Achieving a satisfactory level of integration between different electronic health record (EHR) systems and related products (such as PACS systems) is difficult. In practice, a level of integration we might call syntactic interoperability is achievable through the use of standards such as HL7 v2, CDA, FHIR, or DICOM. But on one level, these are standards for data representation and interchange. It is true that these standards define logical models such as HL7 v2 messages and segments, the RIM in HL7 v3, or resources in FHIR, and these models do help in creating a common vocabulary. But experience has shown that every system interface requires a lot of development effort, and can involve conundrums that are hard to solve (if not downright impossible). Why is this?
One reason is that different systems are often developed with different goals in mind. Functional goals for an EHR include (but are not limited to):
- Direct provider support (CPOE)
- e-Prescribing
- Practice management
- Billing and reimbursement
Of course, any real system will include most (or all) of these features. But the design of the system is strongly influenced by the objectives the designers were trying to achieve. To make this a bit more concrete, let’s think about billing and reimbursement or a moment. In the United States, encounters need to be billable if the physician is to be paid. So, naturally enough, an outpatient encounter is likely to be represented in a form resembling the Medicaire form CMS-1500. This has to do with recording data required for claims, not recording information needed to support patient care. So, what is a system designer to do? One option is to try and graft billing related data onto a system designed with a differentt purpose in mind (resulting in a lot of accidental complexity). The other is to build two or more separate systems that need to interact with one another. The problem is that these different systems don’t speak the same language! One system iw concerned with procedures and diagnoses, the other with health factors, vitals, and progress notes.
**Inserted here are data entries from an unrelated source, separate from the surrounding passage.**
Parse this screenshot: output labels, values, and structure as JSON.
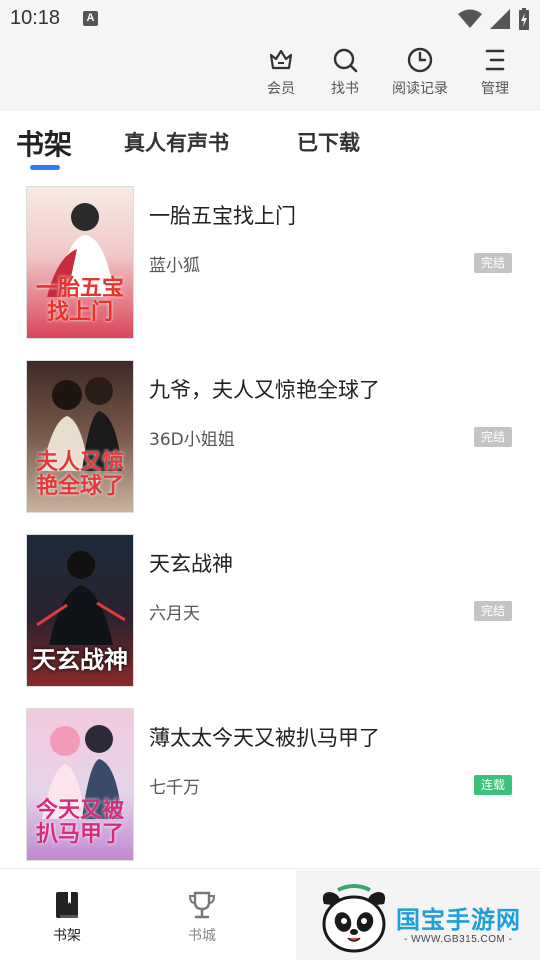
{
  "status_bar": {
    "time": "10:18",
    "notification_icon": "A",
    "icons": [
      "wifi-icon",
      "signal-icon",
      "battery-charging-icon"
    ]
  },
  "toolbar": {
    "items": [
      {
        "label": "会员",
        "icon": "crown-icon"
      },
      {
        "label": "找书",
        "icon": "search-icon"
      },
      {
        "label": "阅读记录",
        "icon": "clock-icon"
      },
      {
        "label": "管理",
        "icon": "menu-icon"
      }
    ]
  },
  "tabs": {
    "active": "书架",
    "items": [
      "书架",
      "真人有声书",
      "已下载"
    ]
  },
  "books": [
    {
      "title": "一胎五宝找上门",
      "author": "蓝小狐",
      "status": "完结",
      "status_type": "finished",
      "cover_text": "一胎五宝找上门",
      "cover_colors": [
        "#f7ece4",
        "#d9455a"
      ]
    },
    {
      "title": "九爷，夫人又惊艳全球了",
      "author": "36D小姐姐",
      "status": "完结",
      "status_type": "finished",
      "cover_text": "夫人又惊艳全球了",
      "cover_colors": [
        "#5a3a34",
        "#c8b49e"
      ]
    },
    {
      "title": "天玄战神",
      "author": "六月天",
      "status": "完结",
      "status_type": "finished",
      "cover_text": "天玄战神",
      "cover_colors": [
        "#1d2a3a",
        "#8a2a2a"
      ]
    },
    {
      "title": "薄太太今天又被扒马甲了",
      "author": "七千万",
      "status": "连载",
      "status_type": "ongoing",
      "cover_text": "今天又被扒马甲了",
      "cover_colors": [
        "#f3c9de",
        "#c08ad0"
      ]
    }
  ],
  "bottom_nav": {
    "items": [
      {
        "label": "书架",
        "icon": "bookshelf-icon",
        "active": true
      },
      {
        "label": "书城",
        "icon": "trophy-icon",
        "active": false
      }
    ]
  },
  "watermark": {
    "text": "国宝手游网",
    "url": "- WWW.GB315.COM -"
  },
  "colors": {
    "accent": "#2f7ef7",
    "badge_finished": "#c4c4c4",
    "badge_ongoing": "#3cc17a",
    "toolbar_bg": "#f5f5f5"
  }
}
Getting the systems to talk to one another is hard. On the surface, it’s not that difficult to get one system to feed data to another in some predefined format. but problems often arise when it comes to interpreting the data and acting on it appropriately. Is a physician’s subjective assessment the same as a patient reported problem? Obviously not, but if you’re not careful they can end up being confused. Of course, the term “persistent cough” does not exist in isolation, it belongs to a controlled vocabulary (in most contexts), and what a physician means may not be what a patien has in mind when using this phrase.
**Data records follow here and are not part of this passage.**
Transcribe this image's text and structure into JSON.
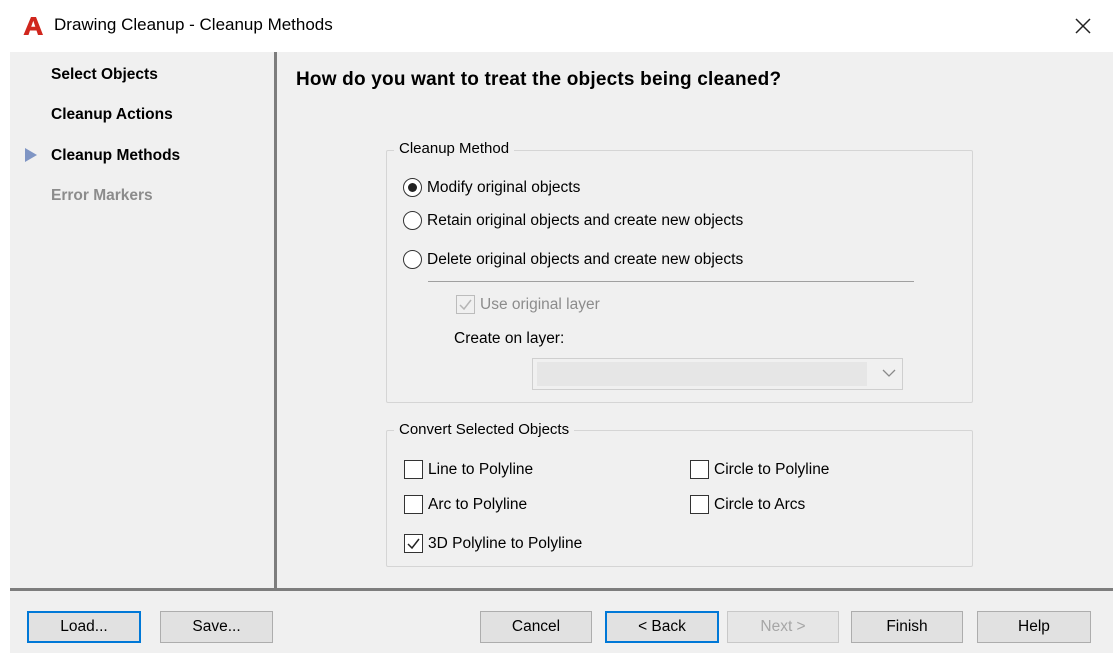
{
  "window": {
    "title": "Drawing Cleanup - Cleanup Methods"
  },
  "nav": {
    "items": [
      {
        "label": "Select Objects",
        "state": "completed"
      },
      {
        "label": "Cleanup Actions",
        "state": "completed"
      },
      {
        "label": "Cleanup Methods",
        "state": "current"
      },
      {
        "label": "Error Markers",
        "state": "disabled"
      }
    ]
  },
  "main": {
    "heading": "How do you want to treat the objects being cleaned?",
    "cleanup_method": {
      "legend": "Cleanup Method",
      "options": [
        {
          "label": "Modify original objects",
          "selected": true
        },
        {
          "label": "Retain original objects and create new objects",
          "selected": false
        },
        {
          "label": "Delete original objects and create new objects",
          "selected": false
        }
      ],
      "use_original_layer": {
        "label": "Use original layer",
        "checked": true,
        "enabled": false
      },
      "create_on_layer_label": "Create on layer:",
      "create_on_layer_value": ""
    },
    "convert": {
      "legend": "Convert Selected Objects",
      "options": [
        {
          "label": "Line to Polyline",
          "checked": false
        },
        {
          "label": "Arc to Polyline",
          "checked": false
        },
        {
          "label": "3D Polyline to Polyline",
          "checked": true
        },
        {
          "label": "Circle to Polyline",
          "checked": false
        },
        {
          "label": "Circle to Arcs",
          "checked": false
        }
      ]
    }
  },
  "footer": {
    "load_label": "Load...",
    "save_label": "Save...",
    "cancel_label": "Cancel",
    "back_label": "< Back",
    "next_label": "Next >",
    "finish_label": "Finish",
    "help_label": "Help"
  },
  "colors": {
    "app_icon": "#d0261d",
    "nav_arrow": "#7f95c4",
    "focus_border": "#0078d7"
  },
  "icons": {
    "app": "autocad-logo-icon",
    "close": "close-icon",
    "nav_current": "current-step-arrow-icon",
    "dropdown": "chevron-down-icon"
  }
}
That brings us to the next level of data integration. Terms used on one system may belong to a controlled vocabulary (such as ICD-10-CM), but that may not b enough to capture their full significance. We need to be able to record context, and need to work within the context of an ontology, both of which serve to establish shared meaning. This levele of integration is semantic interoperability. Unfortunately, it can be hard to achieve.
In healthcare SNOMED CT often serves as the basis of a common ontology. In other domains, Resource Description Framework (RDF) and Web Ontology Language (OWL) work together to provide a mechanism for building, sharing, and even merging ontologies. In an excitingg development, RDF is being explored as a representation of FHIR resources.This opns up the possibility of leveraging semantic web technology to identify and address “data friction” that continues to exist between dfferent systems, or even components of the same system.